Frank didn’t get closer. He couldn’t move. He stared. What kind of monster could do a thing like this?

“Motherfucker,” he whispered. This person, he decided, would never be arrested. If he found the fucking animal, he was going to kill on sight, and it would not matter if there were witnesses. The person, or persons, who did this were already tried, found guilty, and sentenced to capital punishment. There could be no other outcome.

However it had been done, Emory Samuel Phillips the Third was a testament to the existence of the Devil in Hell himself. No human could have done such savagery to his body without help.
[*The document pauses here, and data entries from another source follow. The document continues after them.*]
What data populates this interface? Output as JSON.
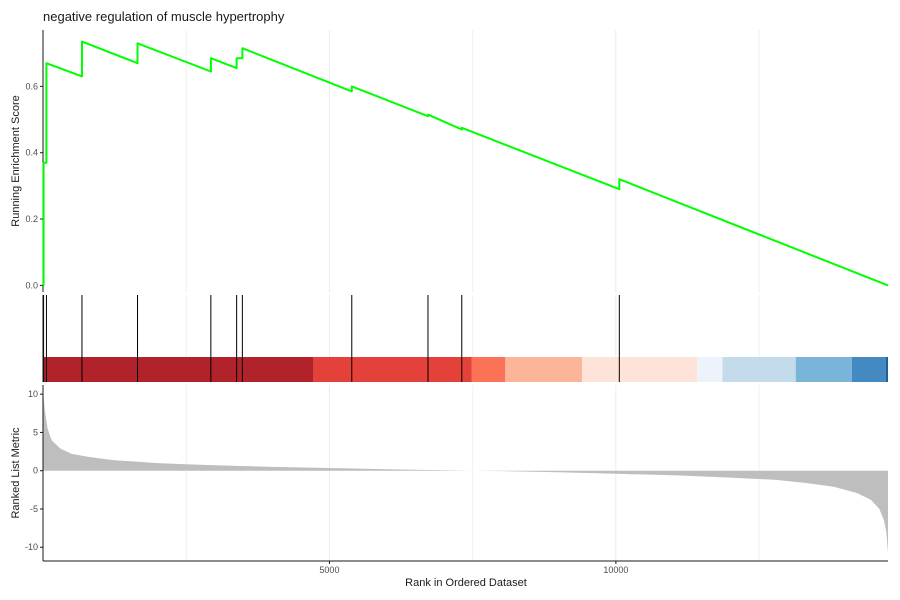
{
  "chart_data": {
    "type": "line",
    "title": "negative regulation of muscle hypertrophy",
    "xlabel": "Rank in Ordered Dataset",
    "x_range": [
      0,
      14750
    ],
    "x_ticks": [
      5000,
      10000
    ],
    "grid": true,
    "line_color": "#00ff00",
    "enrichment": {
      "ylabel": "Running Enrichment Score",
      "ylim": [
        -0.02,
        0.77
      ],
      "y_ticks": [
        0.0,
        0.2,
        0.4,
        0.6
      ],
      "points": [
        [
          0,
          0.0
        ],
        [
          10,
          0.0
        ],
        [
          10,
          0.37
        ],
        [
          60,
          0.37
        ],
        [
          60,
          0.67
        ],
        [
          680,
          0.63
        ],
        [
          680,
          0.735
        ],
        [
          1650,
          0.67
        ],
        [
          1650,
          0.73
        ],
        [
          2930,
          0.645
        ],
        [
          2930,
          0.685
        ],
        [
          3380,
          0.655
        ],
        [
          3380,
          0.685
        ],
        [
          3480,
          0.685
        ],
        [
          3480,
          0.715
        ],
        [
          5390,
          0.585
        ],
        [
          5390,
          0.6
        ],
        [
          6720,
          0.51
        ],
        [
          6720,
          0.515
        ],
        [
          7310,
          0.47
        ],
        [
          7310,
          0.475
        ],
        [
          10060,
          0.29
        ],
        [
          10060,
          0.32
        ],
        [
          14750,
          0.0
        ]
      ]
    },
    "hits": [
      10,
      60,
      680,
      1650,
      2930,
      3380,
      3480,
      5390,
      6720,
      7310,
      10060
    ],
    "color_bar": [
      {
        "from": 0,
        "to": 4720,
        "color": "#b2222a"
      },
      {
        "from": 4720,
        "to": 7480,
        "color": "#e4413b"
      },
      {
        "from": 7480,
        "to": 8070,
        "color": "#fb7256"
      },
      {
        "from": 8070,
        "to": 9410,
        "color": "#fdb59a"
      },
      {
        "from": 9410,
        "to": 11420,
        "color": "#fee4d8"
      },
      {
        "from": 11420,
        "to": 11860,
        "color": "#eef3fb"
      },
      {
        "from": 11860,
        "to": 13140,
        "color": "#c3dbea"
      },
      {
        "from": 13140,
        "to": 14120,
        "color": "#79b4d9"
      },
      {
        "from": 14120,
        "to": 14710,
        "color": "#4389c2"
      },
      {
        "from": 14710,
        "to": 14750,
        "color": "#1f5f9c"
      }
    ],
    "ranked_metric": {
      "ylabel": "Ranked List Metric",
      "ylim": [
        -11.8,
        11.2
      ],
      "y_ticks": [
        -10,
        -5,
        0,
        5,
        10
      ],
      "fill_color": "#bebebe",
      "points": [
        [
          0,
          10.5
        ],
        [
          30,
          8
        ],
        [
          80,
          5.5
        ],
        [
          150,
          4
        ],
        [
          300,
          2.9
        ],
        [
          500,
          2.2
        ],
        [
          800,
          1.8
        ],
        [
          1200,
          1.4
        ],
        [
          1600,
          1.2
        ],
        [
          2000,
          1.0
        ],
        [
          2500,
          0.85
        ],
        [
          3000,
          0.7
        ],
        [
          4000,
          0.5
        ],
        [
          5000,
          0.35
        ],
        [
          6000,
          0.2
        ],
        [
          7000,
          0.05
        ],
        [
          7500,
          0.0
        ],
        [
          8000,
          -0.05
        ],
        [
          9000,
          -0.2
        ],
        [
          10000,
          -0.4
        ],
        [
          11000,
          -0.6
        ],
        [
          12000,
          -0.9
        ],
        [
          12800,
          -1.2
        ],
        [
          13300,
          -1.6
        ],
        [
          13800,
          -2.1
        ],
        [
          14200,
          -2.9
        ],
        [
          14450,
          -3.8
        ],
        [
          14600,
          -5.0
        ],
        [
          14680,
          -6.5
        ],
        [
          14720,
          -8.0
        ],
        [
          14750,
          -10.8
        ]
      ]
    }
  }
}
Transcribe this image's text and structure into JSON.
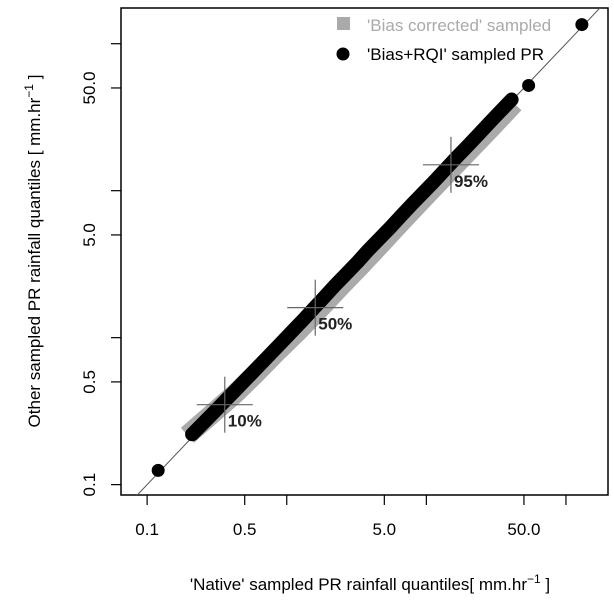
{
  "chart_data": {
    "type": "scatter",
    "xlabel": "'Native' sampled PR rainfall quantiles[ mm.hr",
    "ylabel": "Other sampled PR rainfall quantiles [ mm.hr",
    "unit_superscript": "−1",
    "unit_close": " ]",
    "x_scale": "log",
    "y_scale": "log",
    "xlim": [
      0.065,
      200
    ],
    "ylim": [
      0.085,
      175
    ],
    "x_ticks": [
      0.1,
      0.5,
      5.0,
      50.0
    ],
    "x_tick_labels": [
      "0.1",
      "0.5",
      "5.0",
      "50.0"
    ],
    "x_minor_ticks": [
      1,
      10,
      100
    ],
    "y_ticks": [
      0.1,
      0.5,
      5.0,
      50.0
    ],
    "y_tick_labels": [
      "0.1",
      "0.5",
      "5.0",
      "50.0"
    ],
    "y_minor_ticks": [
      1,
      10,
      100
    ],
    "reference_line": "y = x",
    "legend_position": "top-right",
    "series": [
      {
        "name": "'Bias corrected' sampled",
        "marker": "square",
        "color": "#aaaaaa",
        "x": [
          0.22,
          0.3,
          0.42,
          0.6,
          0.85,
          1.2,
          1.7,
          2.4,
          3.4,
          4.8,
          6.8,
          9.6,
          13.6,
          19.2,
          27.0,
          38.0
        ],
        "y": [
          0.24,
          0.31,
          0.41,
          0.57,
          0.8,
          1.1,
          1.55,
          2.2,
          3.1,
          4.4,
          6.3,
          8.9,
          12.6,
          17.7,
          24.8,
          35.0
        ]
      },
      {
        "name": "'Bias+RQI' sampled PR",
        "marker": "circle",
        "color": "#000000",
        "x": [
          0.12,
          0.21,
          0.24,
          0.3,
          0.36,
          0.43,
          0.52,
          0.62,
          0.75,
          0.9,
          1.08,
          1.3,
          1.55,
          1.85,
          2.2,
          2.65,
          3.2,
          3.8,
          4.6,
          5.5,
          6.6,
          7.9,
          9.5,
          11.4,
          13.7,
          16.4,
          19.7,
          23.6,
          28.3,
          34.0,
          40.8,
          54.0,
          130.0
        ],
        "y": [
          0.125,
          0.22,
          0.25,
          0.31,
          0.37,
          0.44,
          0.53,
          0.63,
          0.76,
          0.91,
          1.09,
          1.31,
          1.57,
          1.88,
          2.25,
          2.7,
          3.25,
          3.9,
          4.7,
          5.6,
          6.75,
          8.1,
          9.7,
          11.6,
          14.0,
          16.8,
          20.1,
          24.1,
          29.0,
          34.8,
          41.7,
          52.0,
          135.0
        ]
      }
    ],
    "annotations": [
      {
        "label": "10%",
        "x": 0.36,
        "y": 0.35
      },
      {
        "label": "50%",
        "x": 1.6,
        "y": 1.6
      },
      {
        "label": "95%",
        "x": 15.0,
        "y": 15.0
      }
    ]
  }
}
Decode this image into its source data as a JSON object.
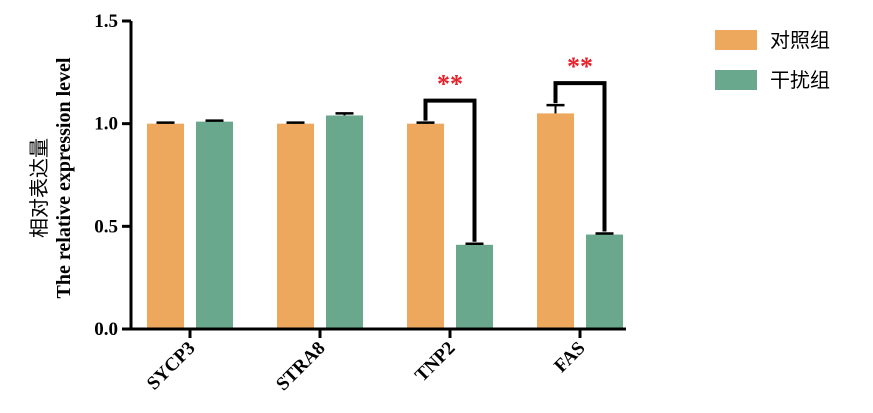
{
  "chart_data": {
    "type": "bar",
    "categories": [
      "SYCP3",
      "STRA8",
      "TNP2",
      "FAS"
    ],
    "series": [
      {
        "name": "对照组",
        "values": [
          1.0,
          1.0,
          1.0,
          1.05
        ],
        "errors": [
          0.005,
          0.005,
          0.005,
          0.04
        ]
      },
      {
        "name": "干扰组",
        "values": [
          1.01,
          1.04,
          0.41,
          0.46
        ],
        "errors": [
          0.005,
          0.01,
          0.005,
          0.005
        ]
      }
    ],
    "ylabel_cn": "相对表达量",
    "ylabel_en": "The relative expression level",
    "ylim": [
      0,
      1.5
    ],
    "yticks": [
      "0.0",
      "0.5",
      "1.0",
      "1.5"
    ],
    "significance": [
      {
        "category": "TNP2",
        "label": "**"
      },
      {
        "category": "FAS",
        "label": "**"
      }
    ],
    "legend_position": "top-right",
    "colors": {
      "control": "#EDA85E",
      "treatment": "#6AA88D",
      "significance": "#E8202A",
      "axis": "#000000"
    }
  }
}
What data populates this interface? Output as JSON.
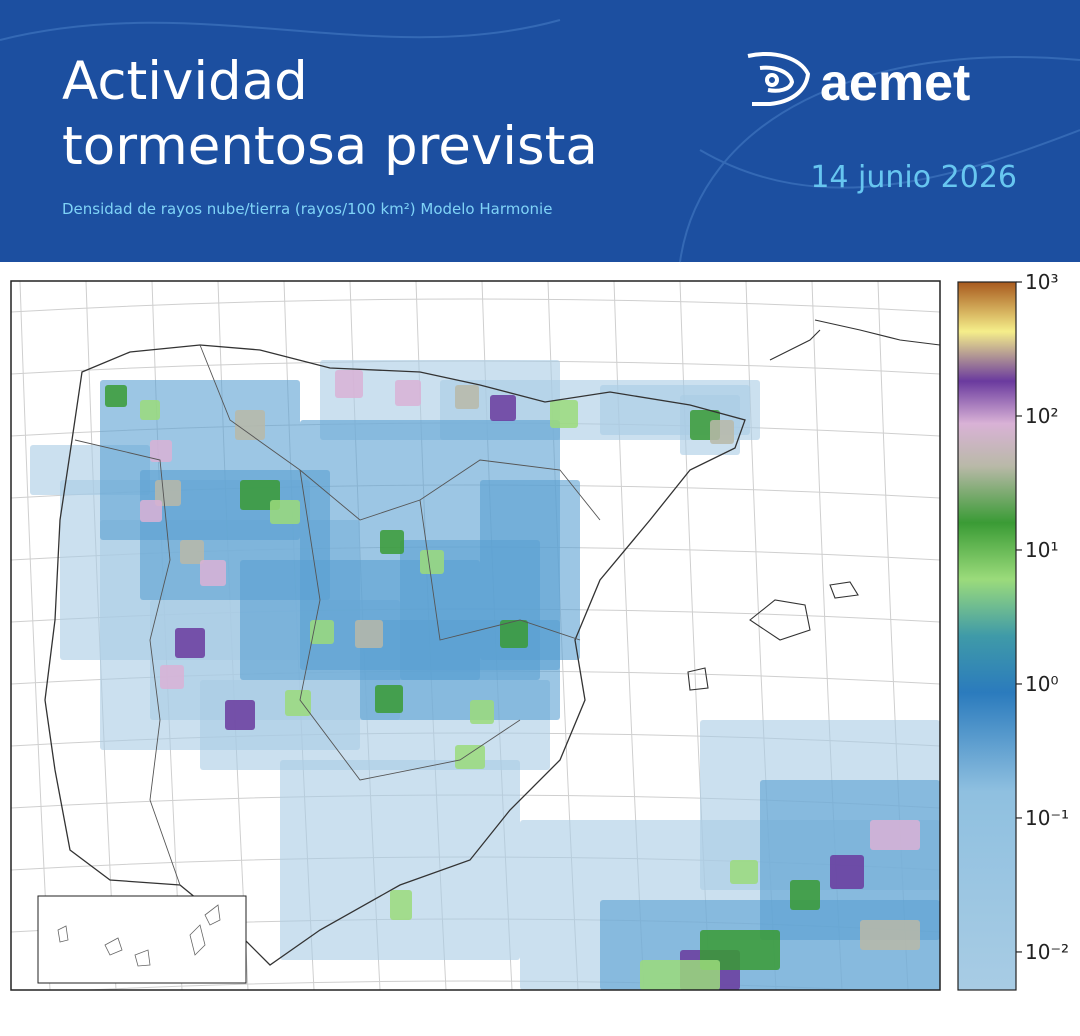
{
  "header": {
    "title_lines": [
      "Actividad",
      "tormentosa prevista"
    ],
    "subtitle": "Densidad de rayos nube/tierra (rayos/100 km²) Modelo Harmonie",
    "logo": "aemet",
    "date": "14 junio 2026"
  },
  "colorbar": {
    "scale": "log",
    "lim": [
      0.0052,
      1000
    ],
    "ticks": [
      {
        "value": 0.01,
        "label": "10⁻²"
      },
      {
        "value": 0.1,
        "label": "10⁻¹"
      },
      {
        "value": 1,
        "label": "10⁰"
      },
      {
        "value": 10,
        "label": "10¹"
      },
      {
        "value": 100,
        "label": "10²"
      },
      {
        "value": 1000,
        "label": "10³"
      }
    ]
  }
}
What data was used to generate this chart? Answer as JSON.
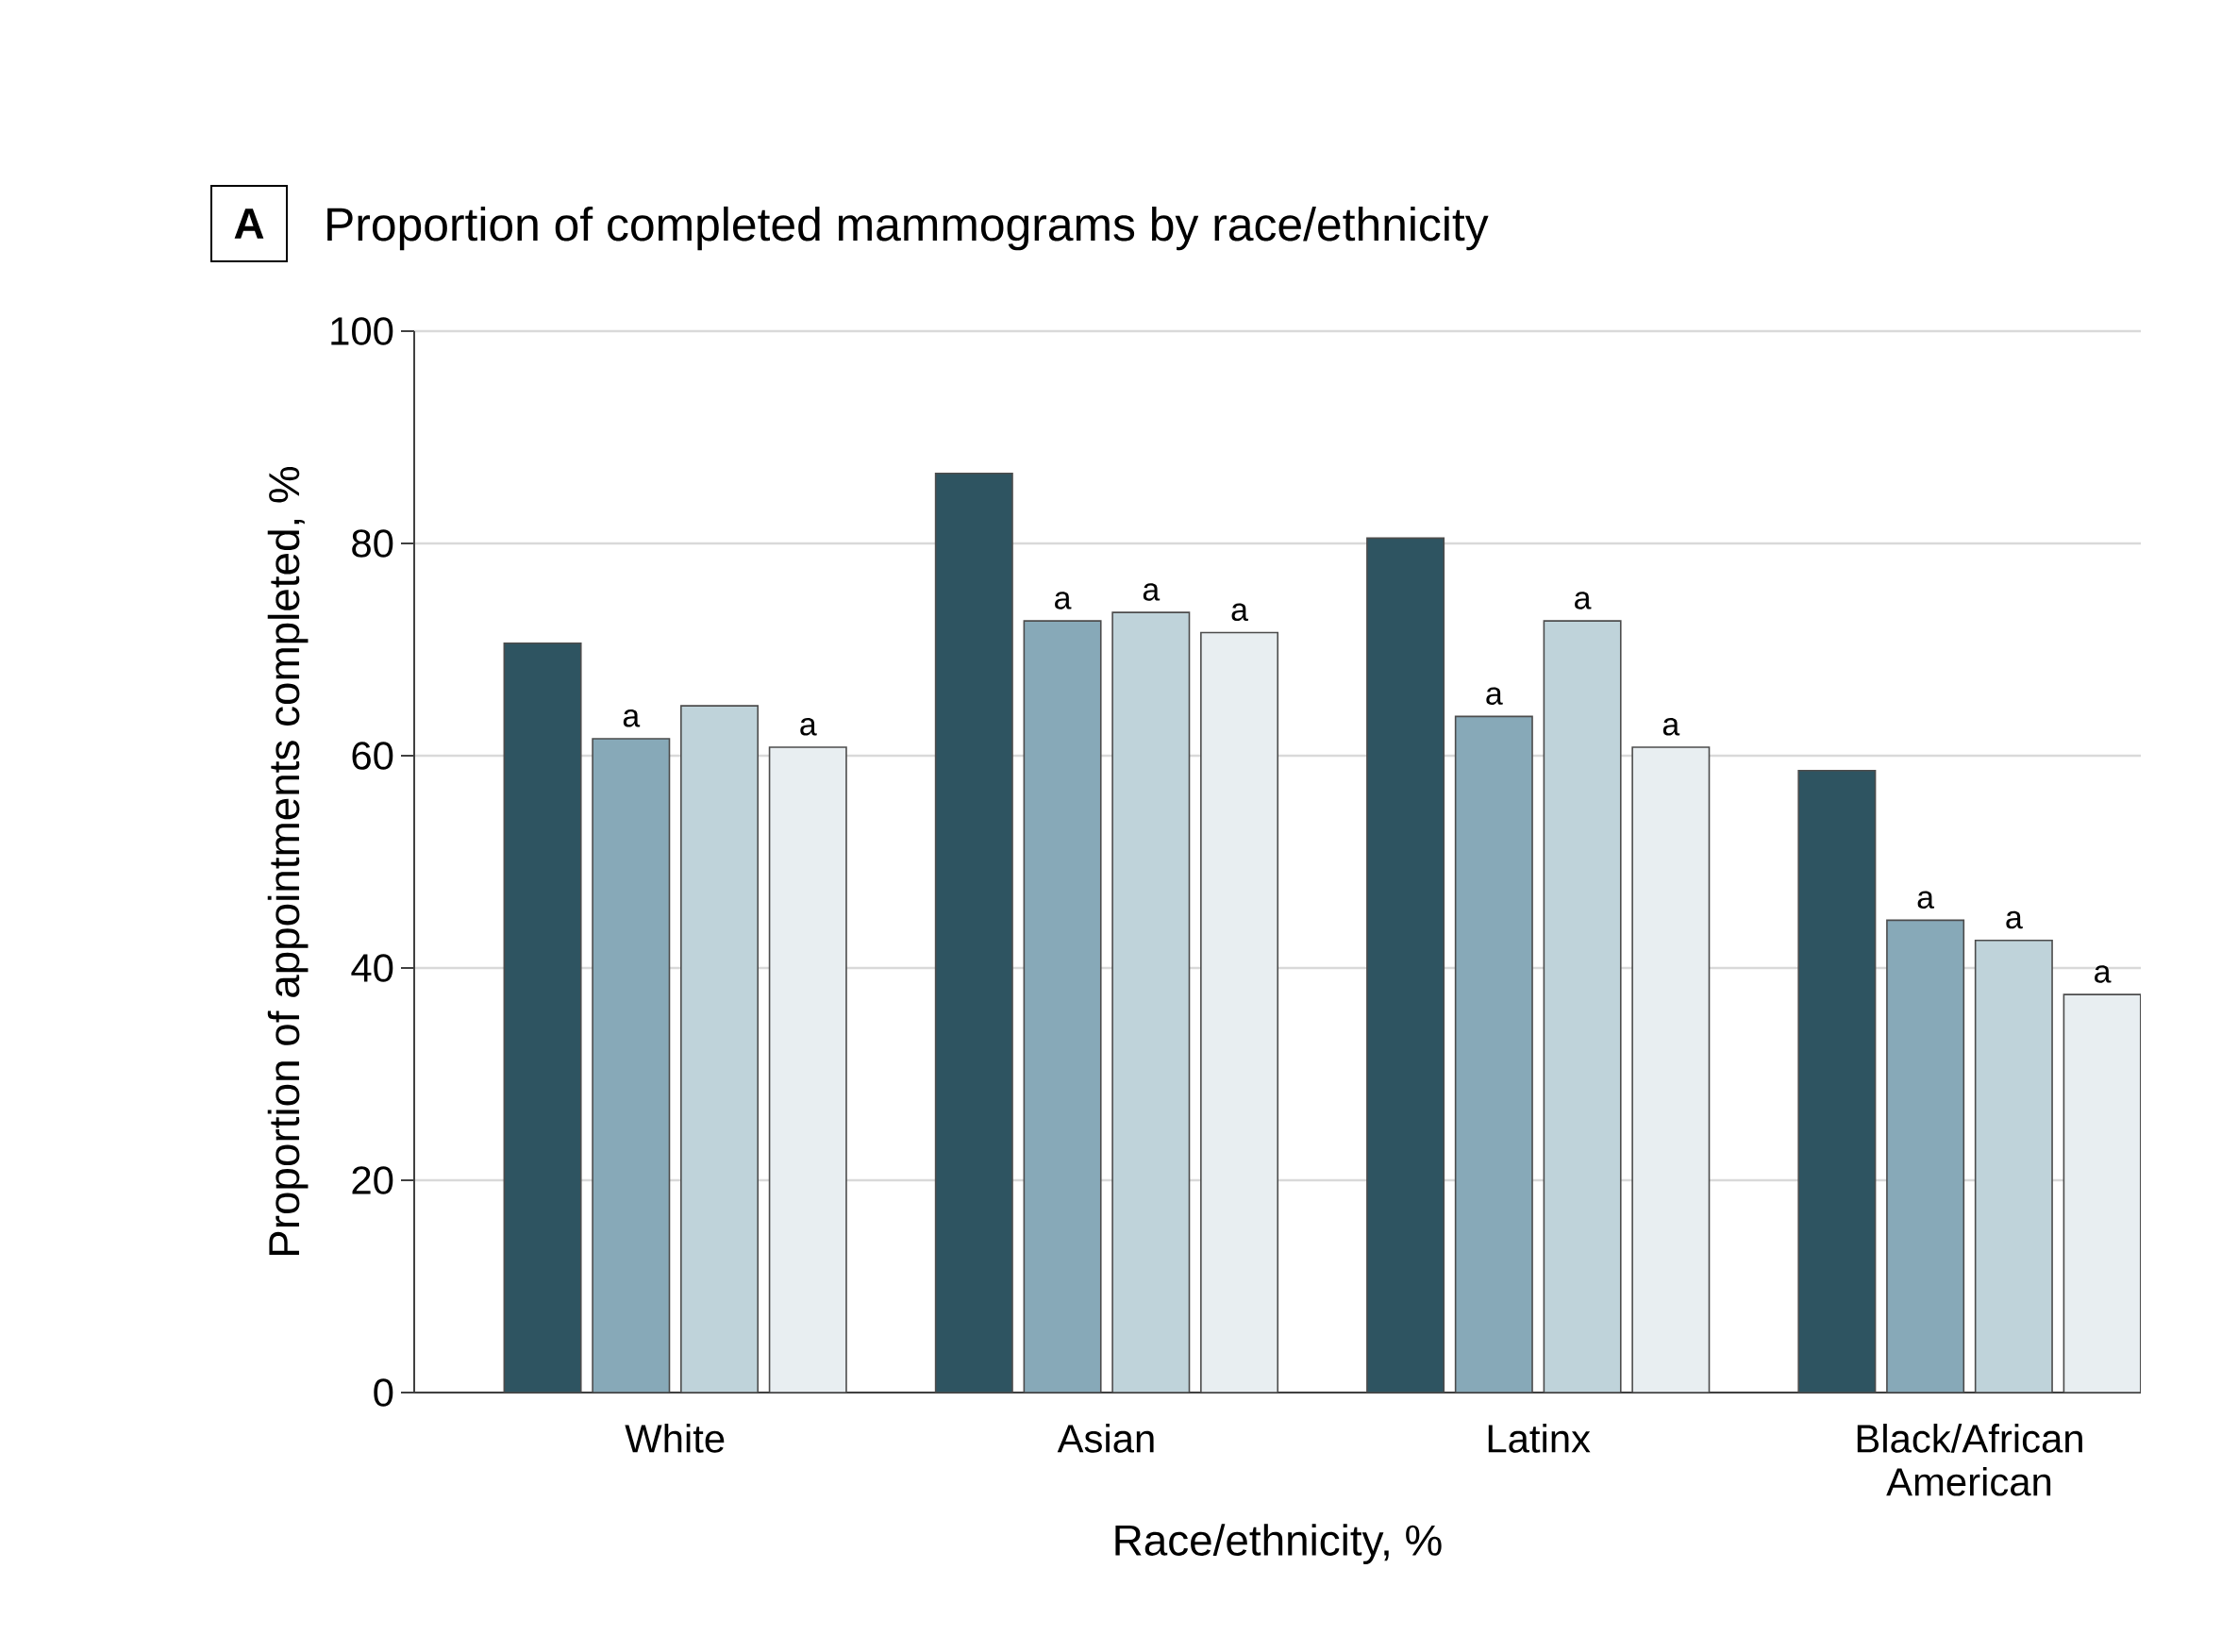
{
  "chart_data": {
    "type": "bar",
    "title": "Proportion of completed mammograms by race/ethnicity",
    "xlabel": "Race/ethnicity, %",
    "ylabel": "Proportion of appointments completed, %",
    "categories": [
      "White",
      "Asian",
      "Latinx",
      "Black/African American"
    ],
    "series": [
      {
        "color": "#2e5461",
        "values": [
          70.6,
          86.6,
          80.5,
          58.6
        ]
      },
      {
        "color": "#87a9b8",
        "values": [
          61.6,
          72.7,
          63.7,
          44.5
        ],
        "value_labels": [
          "a",
          "a",
          "a",
          "a"
        ]
      },
      {
        "color": "#bfd3da",
        "values": [
          64.7,
          73.5,
          72.7,
          42.6
        ],
        "value_labels": [
          null,
          "a",
          "a",
          "a"
        ]
      },
      {
        "color": "#e8eef1",
        "values": [
          60.8,
          71.6,
          60.8,
          37.5
        ],
        "value_labels": [
          "a",
          "a",
          "a",
          "a"
        ]
      }
    ],
    "ylim": [
      0,
      100
    ],
    "yticks": [
      0,
      20,
      40,
      60,
      80,
      100
    ],
    "grid": "y",
    "annotations": [
      "A"
    ]
  }
}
The body had been hacked open from the gluteal section to the shoulder blades, right between them, turning the spine into gravel. Vertebrae stuck out like pebbles covered in ketchup. The stench of the opened entrails made them all sick, nothing else smelled like that. But what had been done to the intestines was just weird. A truck’s air horn had been torched into pieces and shoved inside. Finally, gloved and masked with Vick’s inside the mask, Frank knelt beside the boy. “Tim, this was done or at least started while the boy was conscious. Look at the initial hemorrhaging. I’d say he immediately passed out and never regained consciousness even when he hadn’t bled much yet. Whoever did this is still here. Have everyone pair up, no more than twenty feet apart, and start a search. He’s armed with a heavy blade, looks like a vintage machete. Could even be a small chain saw. Everyone has swords these days so watch for that too, probably a medieval long sword. If anyone gets hurt, I will personally deal with them. Nobody else dies today. Nobody even gets a paper cut.”

Cobb, always wise enough to follow Frank’s orders, could see that his friend was on the hunt. That was normal.

What wasn’t normal was everything else. This case was bad, and it was going to get worse.

“Get the K-9s out here. He’s still close. I want a chopper too. Bag the body. He needs to be transported.”

The coroner had already been notified and was standing by. Frank prepared himself to face the parents.